In a kite, one diagonal is the perpendicular bisector of the other. Algebraically, if one diagonal is split into parts x and y and the other diagonal has length d, the kite is two triangles with areas $\dfrac12dx$ and $\dfrac12dy$. Total area $=\dfrac12d(x+y)=\dfrac12d_1d_2$. Geometrically, the kite can be seen as two triangles sharing the same base diagonal; adding their areas gives half the product of the diagonals.

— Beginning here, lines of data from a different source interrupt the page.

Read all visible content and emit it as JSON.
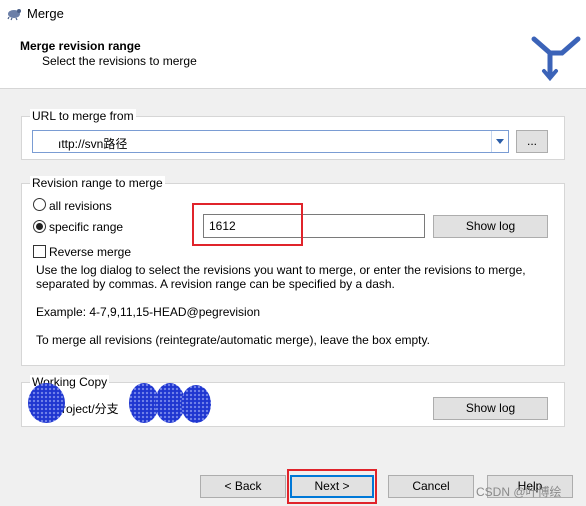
{
  "window": {
    "title": "Merge"
  },
  "header": {
    "title": "Merge revision range",
    "subtitle": "Select the revisions to merge"
  },
  "url_group": {
    "legend": "URL to merge from",
    "value": "ıttp://svn路径",
    "browse_label": "..."
  },
  "revision_group": {
    "legend": "Revision range to merge",
    "all_revisions_label": "all revisions",
    "specific_range_label": "specific range",
    "selected": "specific range",
    "range_value": "1612",
    "show_log_label": "Show log",
    "reverse_merge_label": "Reverse merge",
    "reverse_merge_checked": false,
    "help_text": "Use the log dialog to select the revisions you want to merge, or enter the revisions to merge, separated by commas. A revision range can be specified by a dash.",
    "example_text": "Example: 4-7,9,11,15-HEAD@pegrevision",
    "merge_all_text": "To merge all revisions (reintegrate/automatic merge), leave the box empty."
  },
  "working_copy_group": {
    "legend": "Working Copy",
    "path_fragment": "roject/分支",
    "show_log_label": "Show log"
  },
  "footer": {
    "back_label": "< Back",
    "next_label": "Next >",
    "cancel_label": "Cancel",
    "help_label": "Help"
  },
  "watermark": "CSDN @叶博绘",
  "colors": {
    "highlight_box": "#e0242b",
    "redaction_blob": "#2a3dd6",
    "focus_border": "#0078d7"
  }
}
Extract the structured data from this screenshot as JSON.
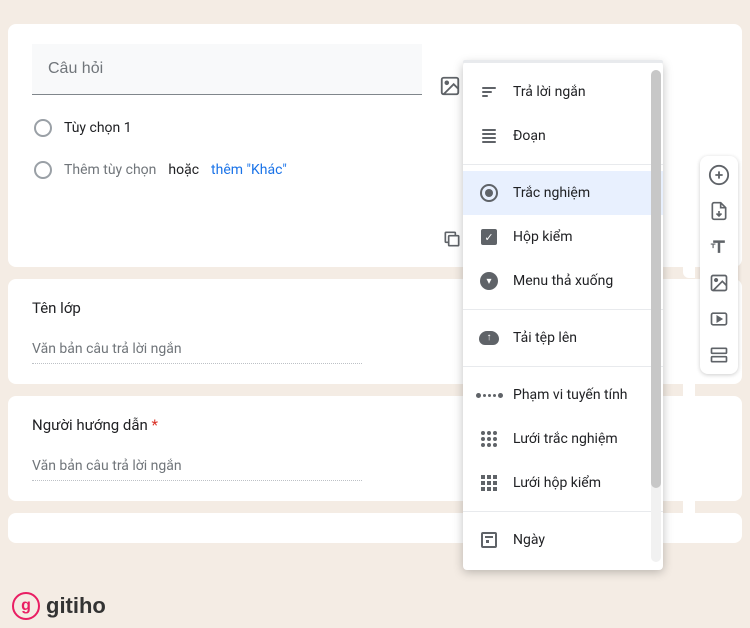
{
  "question": {
    "placeholder": "Câu hỏi",
    "option1": "Tùy chọn 1",
    "add_option": "Thêm tùy chọn",
    "or": "hoặc",
    "add_other": "thêm \"Khác\""
  },
  "fields": {
    "class_label": "Tên lớp",
    "instructor_label": "Người hướng dẫn",
    "short_answer_placeholder": "Văn bản câu trả lời ngắn"
  },
  "menu": {
    "short_answer": "Trả lời ngắn",
    "paragraph": "Đoạn",
    "multiple_choice": "Trắc nghiệm",
    "checkboxes": "Hộp kiểm",
    "dropdown": "Menu thả xuống",
    "file_upload": "Tải tệp lên",
    "linear_scale": "Phạm vi tuyến tính",
    "mc_grid": "Lưới trắc nghiệm",
    "checkbox_grid": "Lưới hộp kiểm",
    "date": "Ngày"
  },
  "watermark": "gitiho"
}
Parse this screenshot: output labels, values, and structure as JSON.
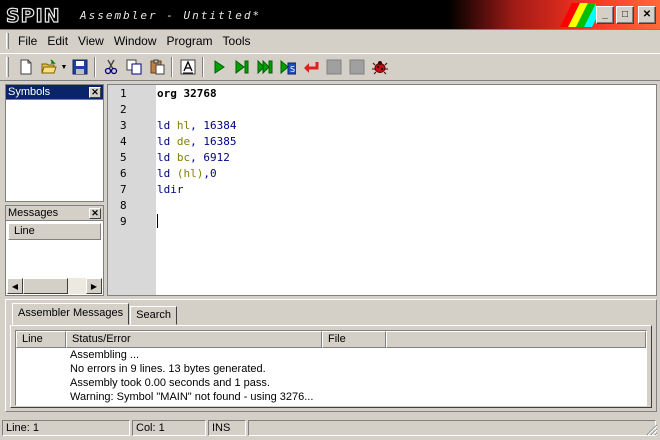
{
  "window": {
    "logo_text": "SPIN",
    "title": "Assembler - Untitled*",
    "controls": {
      "minimize": "_",
      "maximize": "□",
      "close": "✕"
    }
  },
  "menu": [
    "File",
    "Edit",
    "View",
    "Window",
    "Program",
    "Tools"
  ],
  "toolbar": {
    "icons": [
      "new-file-icon",
      "open-file-icon",
      "save-icon",
      "cut-icon",
      "copy-icon",
      "paste-icon",
      "text-style-icon",
      "run-icon",
      "step-icon",
      "step-over-icon",
      "step-out-icon",
      "return-icon",
      "stop-icon",
      "pause-icon",
      "bug-icon"
    ]
  },
  "symbols_panel": {
    "title": "Symbols"
  },
  "messages_panel": {
    "title": "Messages",
    "column": "Line"
  },
  "editor": {
    "line_numbers": [
      "1",
      "2",
      "3",
      "4",
      "5",
      "6",
      "7",
      "8",
      "9"
    ],
    "lines": [
      {
        "mnemonic": "org",
        "operands": " 32768",
        "style": "dir"
      },
      {
        "mnemonic": "",
        "operands": "",
        "style": ""
      },
      {
        "mnemonic": "ld",
        "reg": " hl",
        "operands": ", 16384",
        "style": "kw"
      },
      {
        "mnemonic": "ld",
        "reg": " de",
        "operands": ", 16385",
        "style": "kw"
      },
      {
        "mnemonic": "ld",
        "reg": " bc",
        "operands": ", 6912",
        "style": "kw"
      },
      {
        "mnemonic": "ld",
        "reg": " (hl)",
        "operands": ",0",
        "style": "kw"
      },
      {
        "mnemonic": "ldir",
        "operands": "",
        "style": "kw"
      },
      {
        "mnemonic": "",
        "operands": "",
        "style": ""
      },
      {
        "mnemonic": "",
        "operands": "",
        "style": ""
      }
    ]
  },
  "bottom_panel": {
    "tabs": [
      "Assembler Messages",
      "Search"
    ],
    "columns": [
      "Line",
      "Status/Error",
      "File"
    ],
    "rows": [
      "Assembling ...",
      "No errors in 9 lines. 13 bytes generated.",
      "Assembly took 0.00 seconds and 1 pass.",
      "Warning: Symbol \"MAIN\" not found - using 3276..."
    ]
  },
  "status": {
    "line": "Line: 1",
    "col": "Col: 1",
    "mode": "INS"
  },
  "colors": {
    "title_gradient_end": "#ff6a3a",
    "keyword": "#000080",
    "register": "#808000"
  }
}
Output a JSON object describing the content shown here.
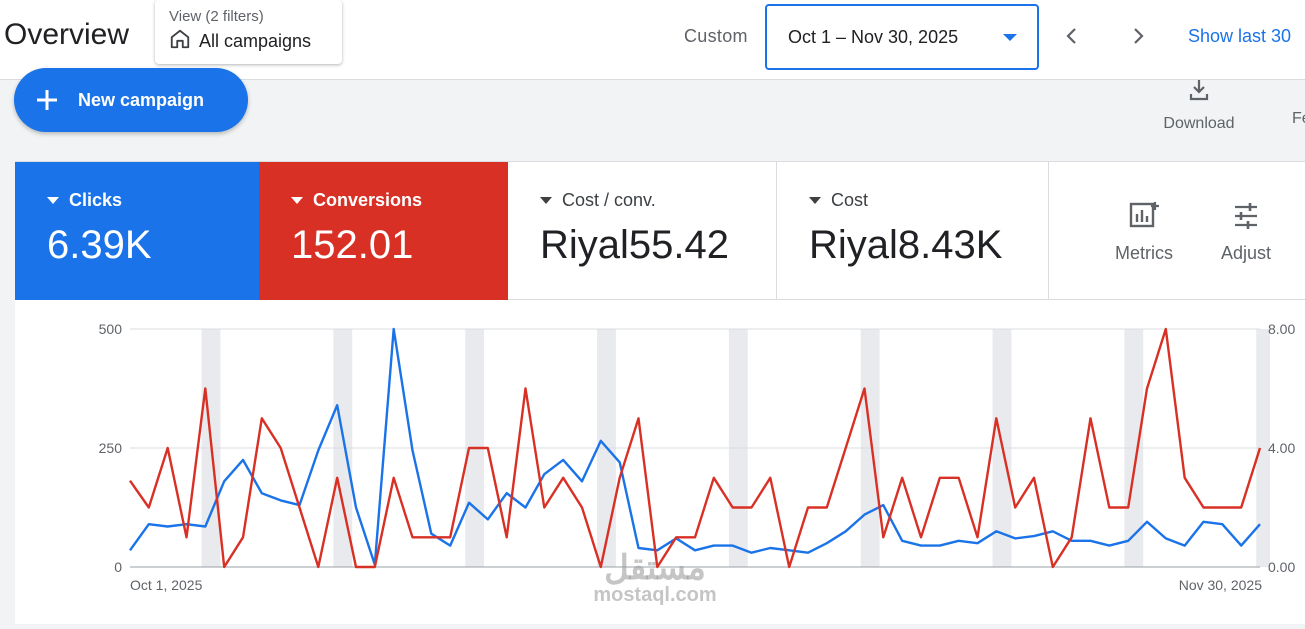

If the diagonals of a kite have lengths $d_1$ and $d_2$, then its area is $\dfrac12d_1d_2$.
When all lengths in a shape are multiplied by k, its area is multiplied by $k^2$. For the rectangle and the triangle with doubled side lengths, $k=2$, so area becomes 4 times. For the triangle with tripled side lengths, $k=3$, so area becomes 9 times. Standard subdivision of the sides into equal parts gives the corresponding tilings.
(i) Area scales by $2\times2=4$, and 4 copies of the smaller rectangle fit in a $2$ by $2$ arrangement.
(ii) The triangles are similar with scale factor 2, so area scale factor is $2^2=4$; 4 congruent copies can tile the larger similar triangle.
(iii) The triangles are similar with scale factor 3, so area scale factor is $3^2=9$; 9 congruent copies can tile the larger similar triangle.